The Court of Appeal for British Columbia (the Court of Appeal), in a decision involving allegations of counterfeit computer parts, recently upheld an interlocutory injunction prohibiting Google Inc. (Google) from including a foreign website in its search results.1 The Court of Appeal found it had jurisdiction over Google because Google carried on business in British Columbia, even though it did not have a physical presence in the province, since it collected data, offered search results and advertised in the province, and determined that an order with international effect was required to protect the plaintiffs' interests.
What You Need To Know
- Companies that operate over the Internet may be found to be "carrying on business" in Canada even if they do not have a physical presence in the country. This decision has ramifications for Internet infrastructure companies, and is also relevant to companies seeking redress for counterfeit goods/anti-competitive behaviour, when the defendant is beyond the reach of the Canadian courts.
- The court also ruled that its order against Google could be directed to international effect, because the business carried on in British Columbia by Google was an integrated part of Google’s overall operations, and Google therefore had a connection to the province.
- While acknowledging that it is unusual for the courts to make orders against non-parties, the Court of Appeal stated that it is nonetheless a well-established principle of law that courts have the jurisdiction to grant injunctive relief against third parties as an ancillary means of preserving the plaintiff’s rights.
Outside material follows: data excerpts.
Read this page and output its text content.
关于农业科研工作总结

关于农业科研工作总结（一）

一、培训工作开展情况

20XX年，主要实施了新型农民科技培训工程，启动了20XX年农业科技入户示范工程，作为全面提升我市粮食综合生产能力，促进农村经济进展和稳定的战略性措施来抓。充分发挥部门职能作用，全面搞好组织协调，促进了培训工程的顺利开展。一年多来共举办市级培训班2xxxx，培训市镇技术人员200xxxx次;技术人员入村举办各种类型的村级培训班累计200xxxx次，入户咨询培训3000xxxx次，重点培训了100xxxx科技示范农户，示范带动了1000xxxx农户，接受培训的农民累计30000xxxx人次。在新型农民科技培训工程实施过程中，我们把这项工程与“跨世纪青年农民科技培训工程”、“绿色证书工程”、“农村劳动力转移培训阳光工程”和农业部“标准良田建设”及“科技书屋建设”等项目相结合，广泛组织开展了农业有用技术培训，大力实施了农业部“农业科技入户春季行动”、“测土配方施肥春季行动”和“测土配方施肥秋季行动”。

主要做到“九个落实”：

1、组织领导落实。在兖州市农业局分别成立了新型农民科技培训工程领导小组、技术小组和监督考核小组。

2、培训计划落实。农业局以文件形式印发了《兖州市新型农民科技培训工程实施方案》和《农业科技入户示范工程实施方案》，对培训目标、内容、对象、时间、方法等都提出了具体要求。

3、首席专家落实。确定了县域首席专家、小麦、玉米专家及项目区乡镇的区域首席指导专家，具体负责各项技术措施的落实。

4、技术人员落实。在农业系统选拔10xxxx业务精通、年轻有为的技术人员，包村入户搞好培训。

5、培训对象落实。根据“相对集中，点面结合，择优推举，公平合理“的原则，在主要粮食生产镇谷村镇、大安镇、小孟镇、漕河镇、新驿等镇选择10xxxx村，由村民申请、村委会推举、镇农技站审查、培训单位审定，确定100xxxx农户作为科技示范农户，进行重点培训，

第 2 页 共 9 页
Going forward, this decision could both serve as a basis for a Canadian court to grant a remedy for a wider range of online activities, and have potential implications on contractual obligations of online providers.
- The court noted that any orders with international effect must consider "comity" (which is the recognition by a court of the laws and judicial decisions of another court). In this case, the Court of Appeal determined that an order that prevents the defendants from advertising wares in violation of the plaintiff’s intellectual property rights is limited in scope and would not offend the "core values of any nation."
In the underlying litigation, the plaintiffs alleged that the defendants sold counterfeit network interface hardware2 that was designed and manufactured using unlawfully acquired confidential information and trade secrets. At the onset of litigation, the defendants’ operations were based in Vancouver. As the litigation progressed, however, the defendants moved their operations to unknown locations, apparently outside of Canada. Despite the grant of a number of interlocutory orders, the defendants continued to carry on business unimpeded. In response to these orders, Google voluntarily blocked individual webpages from appearing in search results which originated from the google.ca domain. Despite this measure, the defendants continued to make sales to customers outside of Canada.
Unsatisfied with this arrangement, the plaintiffs applied for an interlocutory injunction requiring Google to restrict worldwide search results, regardless of which Google domain the search originated from. Google objected, arguing that the British Columbia Supreme Court lacked jurisdiction to make such an order because Google did not have a physical presence in British Columbia, and further, that it could not make an order directed to activities exclusively carried on outside of the province (i.e., extending to searches originating from Google domains other than google.ca).
The Court of Appeal upheld the order granted by the Supreme Court of British Columbia, confirming that it had sufficient jurisdiction over Google and also had jurisdiction to make an order with international effect. The Court of Appeal took in personam jurisdiction over Google because Google carried on business in British Columbia (by collecting data and offering search results and advertising), and determined that the international order was required to protect the plaintiffs’ interests. The Court of Appeal also noted that orders with international effect have been made by courts in other countries in the context of preventing "Internet abuses."
This decision is of particular interest to online businesses and Internet infrastructure companies (including service providers, cloud providers, and social networks). While this situation involved the removal of a website from indexed search results, it is possible that this action could have implications on contractual obligations of the online provider. Furthermore, this case could be used as a basis for a Canadian court to grant a remedy for a wider range of online activities.
Although the Court of Appeal recognized that orders with international scope should be made with caution, and have attracted controversy in other jurisdictions, this ruling nonetheless signals that Canadian courts are willing to make orders with intentionally international effect, even against third parties to litigation. It remains to be seen how the balance between plaintiff rights and jurisdictional restraint will be applied in future decisions involving businesses operating over the Internet without bricks-and-mortars ties to Canada.
1 Equustek Solutions Inc. v. Google Inc., 2015 BCCA 265.
2 The computer hardware component that allows a computer to connect to a network.